World's first floating nuclear power plant to begin operations

The plant is to be the first of a fleet of floating nuclear power stations to be stationed in the Russian Arctic.

Created On: Apr 29, 2019 17:04 ISTModified On: Apr 29, 2019 17:18 IST
World's first floating nuclear power plant to begin operations

Akademik Lomonosov, the world's only floating nuclear power unit is ready to start commercial operations in Russia. The plant was launched by Russia on May 19, 2018 at the St Petersburg shipyard.

The power plant is ready to start generating power after a series of comprehensive and successful tests on its twin KLT-40 reactor system. The power generation at both of the 35-MW KLT-40C reactors achieved 100 percent of capacity on March 31, with subsequent tests confirming that both the main and the auxiliary equipment of the units, as well as the process control systems, were operating normally.

The power plant is expected to receive its operating license by July, subject to the test results.

Objective: Russia’s main objective behind the development is to meet its growing electricity needs in its drive to develop oil resources in remote Arctic regions.

Key Details

The ‘Akademik Lomonosov’ is to be the first of a fleet of floating nuclear power stations to be stationed in the Russian Arctic.

The 144-by-30-metre (472-by-98-foot) power plant holds two reactors with two 35 megawatt nuclear reactors that are similar to those used to power icebreaker ships.

The power plant has no propulsion of its own. It will be towed up North to avoid the steep cost of shipping it by land piece by piece to remote areas.

The plant is capable of producing enough electricity to power a town of 200,000 residents, far more than the 5,000 living in Pevek.

It is expected to operate for 40 years, with the possibility of the operating life being extended to 50 years and the two reactors will be refueled once every three years.


The floating reactor can help save 50,000 tonnes of carbon dioxide emissions per year.
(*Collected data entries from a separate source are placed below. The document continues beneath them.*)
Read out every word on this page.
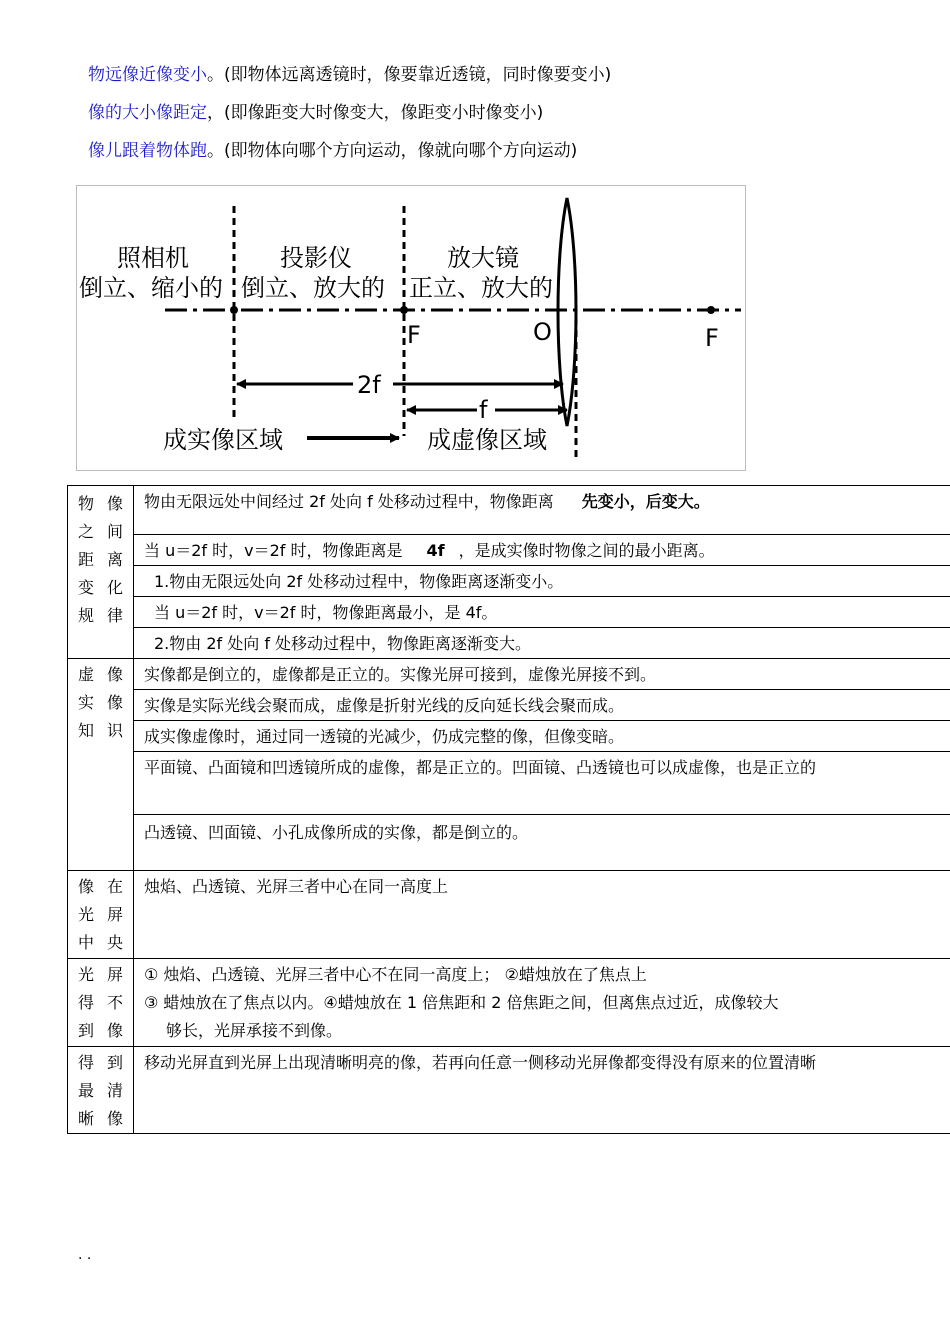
物远像近像变小。(即物体远离透镜时，像要靠近透镜，同时像要变小)
像的大小像距定，(即像距变大时像变大，像距变小时像变小)
像儿跟着物体跑。(即物体向哪个方向运动，像就向哪个方向运动)
照相机
倒立、缩小的
投影仪
倒立、放大的
放大镜
正立、放大的
F	O	F
2f
f
成实像区域	成虚像区域
物像之间距离变化规律	物由无限远处中间经过 2f 处向 f 处移动过程中，物像距离 先变小，后变大。
	当 u＝2f 时，v＝2f 时，物像距离是 4f ，是成实像时物像之间的最小距离。
	1.物由无限远处向 2f 处移动过程中，物像距离逐渐变小。
	当 u＝2f 时，v＝2f 时，物像距离最小，是 4f。
	2.物由 2f 处向 f 处移动过程中，物像距离逐渐变大。
虚像实像知识	实像都是倒立的，虚像都是正立的。实像光屏可接到，虚像光屏接不到。
	实像是实际光线会聚而成，虚像是折射光线的反向延长线会聚而成。
	成实像虚像时，通过同一透镜的光减少，仍成完整的像，但像变暗。
	平面镜、凸面镜和凹透镜所成的虚像，都是正立的。凹面镜、凸透镜也可以成虚像，也是正立的
	凸透镜、凹面镜、小孔成像所成的实像，都是倒立的。
像在光屏中央	烛焰、凸透镜、光屏三者中心在同一高度上
光屏得不到像	① 烛焰、凸透镜、光屏三者中心不在同一高度上； ②蜡烛放在了焦点上
③ 蜡烛放在了焦点以内。④蜡烛放在 1 倍焦距和 2 倍焦距之间，但离焦点过近，成像较大
够长，光屏承接不到像。

得到最清晰像	移动光屏直到光屏上出现清晰明亮的像，若再向任意一侧移动光屏像都变得没有原来的位置清晰
. .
The facility is designed to replace the ageing four-unit Bilibino plant, with an aggregate 48 MW capacity and become the key power generation source in Chukotka Autonomous District.

Nuclear Titanic?

 Russia launches world’s first floating nuclear power plant

While, according to project in-charge Vitaly Trutnev, the power plant has the latest security systems and should be one of the safest nuclear installations in the world, environmental activists think otherwise.

Activists at the environmental group Greenpeace have called for international monitoring on the issue.

The activists fear that the nuclear plant could become a ‘nuclear Titanic’ or a ‘Chernobyl on ice’ 32 years after the Soviet nuclear disaster.

Besides Russia, China is also building a floating nuclear power plant.

About Soviet Nuclear Disaster

     Russia launches world’s first floating nuclear power plant

  • The disaster was a catastrophic nuclear accident that occurred in April 1986 in a nuclear reactor at the Chernobyl Nuclear Power Plant near Pripyat, a town in northern Ukrainian SSR, Soviet Union.
  • The disaster began during a systems test on 26 April 1986 at reactor 4 of the Chernobyl plant. There was a sudden and unexpected power surge.
  • When operators attempted an emergency shutdown, a much larger spike in power output occurred. This second spike led to a reactor vessel rupture and it was followed by a series of steam blasts.
  • The development exposed the graphite moderator of the reactor to air, causing it to ignite.
  • The resulting fire sent long plumes of highly radioactive fallout into the atmosphere over an extensive geographical area, including Pripyat. The plumes drifted over large parts of the western Soviet Union and Europe.
  • The Chernobyl accident is considered the most disastrous nuclear power plant accident in history, both in terms of cost and casualties.
  • It is one of only two nuclear energy accidents classified as a level 7 event (the maximum classification) on the International Nuclear Event Scale, the other being the Fukushima Daiichi nuclear disaster in Japan in 2011.